Description
Isobel Campbell is no stranger to navigating turmoil. On her previous album, There Is No
Other (2020), she re-emerged after a decade of label trouble with a gem of subtly
questing psychedelic folk. Four years on, Campbell spreads her net wider on Bow to
Love, a soft-spun yet sharp-edged set of reflections on modern crises that doesn't stop at
diagnosing the problems: it goes further to ask how we might progress from our tense,
conflicted times.
With all the dexterity the Glasgow-born singer-songwriter and cellist is known for, the
result is an album of lambent surfaces and choppy riptides, a deeply personal record for
today poised between hope and despair. "The album is about what we're all in right
now, and my response to that and my life as a microcosm within that," says Campbell,
before suggesting how exposing modern horrors might prove purgative. "I think there's
a quote from A Course In Miracles which says, 'Love brings up everything unlike itself
for the purpose of healing and release.' Maybe these horrible things are coming up and
out so we can get rid of them and things can be better."
Her radar keenly attuned to inequities, Campbell spotlights toxic masculinity on the
luminous 'Everything Falls Apart,' it's circling lilt and warm, fretless bass framing a call
to unmask patriarchal power in readiness for "a brand new start". "My elegy to the
patriarchy" is how Campbell pitches it, noting how "even the words we use to insult a
substandard man will often blame the woman - 'son of a bitch', 'bastard'." The
spellbinding psych-folk of 'Spider to the Fly' and 'Second Guessing' add themes of
"narcissistic abuse" and "repetition compulsion", lending bite to the album's take on
relationships.
Some songs were first conceptualised in 2016, when Brexit and Trump exacerbated
what Campbell describes as "real tension" amongst people. Between its gently jazzy
shuffle and cushioning arrangement, the Yoda-esque 'Do Or Die' foregrounds fortitude
in the face of gnawing anxieties. The rainy-day soul-pop of 'Keep Calm Carry On'
also started in 2016, when Campbell was staying at her aunt's flat in Yoker and her then-
husband and collaborator Chris Szczech texted her from New York about the Brexit vote.

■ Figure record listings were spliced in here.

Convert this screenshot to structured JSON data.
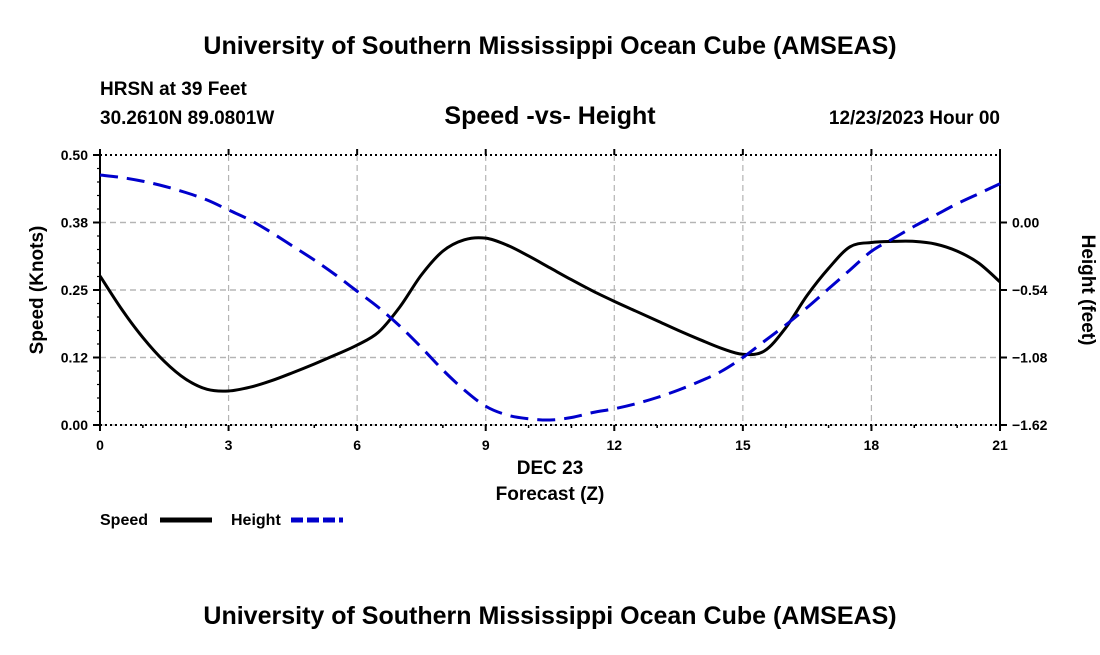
{
  "header": {
    "title": "University of Southern Mississippi Ocean Cube (AMSEAS)",
    "station": "HRSN at 39 Feet",
    "coords": "30.2610N  89.0801W",
    "datetime": "12/23/2023 Hour 00"
  },
  "footer": {
    "title": "University of Southern Mississippi Ocean Cube (AMSEAS)"
  },
  "colors": {
    "speed": "#000000",
    "height": "#0000cc",
    "grid": "#b4b4b4"
  },
  "chart_data": {
    "type": "line",
    "title": "Speed -vs- Height",
    "xlabel": "Forecast (Z)",
    "xlabel_date": "DEC 23",
    "ylabel": "Speed (Knots)",
    "y2label": "Height (feet)",
    "xlim": [
      0,
      21
    ],
    "ylim": [
      0,
      0.5
    ],
    "y2lim": [
      -1.62,
      0.54
    ],
    "x_ticks": [
      0,
      3,
      6,
      9,
      12,
      15,
      18,
      21
    ],
    "x_tick_labels": [
      "0",
      "3",
      "6",
      "9",
      "12",
      "15",
      "18",
      "21"
    ],
    "y_ticks": [
      0,
      0.125,
      0.25,
      0.375,
      0.5
    ],
    "y_tick_labels": [
      "0.00",
      "0.12",
      "0.25",
      "0.38",
      "0.50"
    ],
    "y2_ticks": [
      -1.62,
      -1.08,
      -0.54,
      0.0
    ],
    "y2_tick_labels": [
      "−1.62",
      "−1.08",
      "−0.54",
      "0.00"
    ],
    "series": [
      {
        "name": "Speed",
        "axis": "left",
        "style": "solid",
        "x": [
          0,
          0.5,
          1,
          1.5,
          2,
          2.5,
          3,
          3.5,
          4,
          4.5,
          5,
          5.5,
          6,
          6.5,
          7,
          7.5,
          8,
          8.5,
          9,
          9.5,
          10,
          10.5,
          11,
          11.5,
          12,
          12.5,
          13,
          13.5,
          14,
          14.5,
          15,
          15.5,
          16,
          16.5,
          17,
          17.5,
          18,
          18.5,
          19,
          19.5,
          20,
          20.5,
          21
        ],
        "values": [
          0.276,
          0.215,
          0.162,
          0.118,
          0.085,
          0.066,
          0.063,
          0.07,
          0.082,
          0.097,
          0.113,
          0.13,
          0.148,
          0.172,
          0.219,
          0.278,
          0.322,
          0.343,
          0.346,
          0.333,
          0.313,
          0.291,
          0.269,
          0.248,
          0.229,
          0.211,
          0.193,
          0.175,
          0.158,
          0.142,
          0.131,
          0.137,
          0.18,
          0.24,
          0.29,
          0.33,
          0.338,
          0.34,
          0.34,
          0.335,
          0.322,
          0.3,
          0.265
        ]
      },
      {
        "name": "Height",
        "axis": "right",
        "style": "dashed",
        "x": [
          0,
          0.5,
          1,
          1.5,
          2,
          2.5,
          3,
          3.5,
          4,
          4.5,
          5,
          5.5,
          6,
          6.5,
          7,
          7.5,
          8,
          8.5,
          9,
          9.5,
          10,
          10.5,
          11,
          11.5,
          12,
          12.5,
          13,
          13.5,
          14,
          14.5,
          15,
          15.5,
          16,
          16.5,
          17,
          17.5,
          18,
          18.5,
          19,
          19.5,
          20,
          20.5,
          21
        ],
        "values": [
          0.38,
          0.36,
          0.33,
          0.29,
          0.24,
          0.18,
          0.1,
          0.02,
          -0.08,
          -0.19,
          -0.3,
          -0.42,
          -0.55,
          -0.68,
          -0.83,
          -1.0,
          -1.18,
          -1.34,
          -1.47,
          -1.54,
          -1.57,
          -1.58,
          -1.56,
          -1.52,
          -1.49,
          -1.45,
          -1.4,
          -1.34,
          -1.27,
          -1.19,
          -1.08,
          -0.95,
          -0.82,
          -0.68,
          -0.53,
          -0.38,
          -0.23,
          -0.13,
          -0.03,
          0.06,
          0.15,
          0.23,
          0.31
        ]
      }
    ],
    "legend": [
      {
        "label": "Speed",
        "style": "solid",
        "color": "#000000"
      },
      {
        "label": "Height",
        "style": "dashed",
        "color": "#0000cc"
      }
    ]
  }
}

"Chris was saying, 'It looks like it's going to happen' but I was like, 'No way.' And actually
- 'way'. It did happen."
Technology is touched on with first single '4316', an almost robo-folk-pop challenge to
the idea of the "transhuman": the idea that technology might sire a new stage in human
evolution. Favouring "honest, decent communication" over AI, Campbell takes a dim
view of our "friend, unfriend, block, unblock" culture. "I know what I love and it ain't
that," she says. "I was talking to an Uber driver the other day and I said, 'I don't want to
be living in a video game.' And he said, 'Well, we are.' I feel like I'm offering a human
element in these transhuman days of artificial intelligence."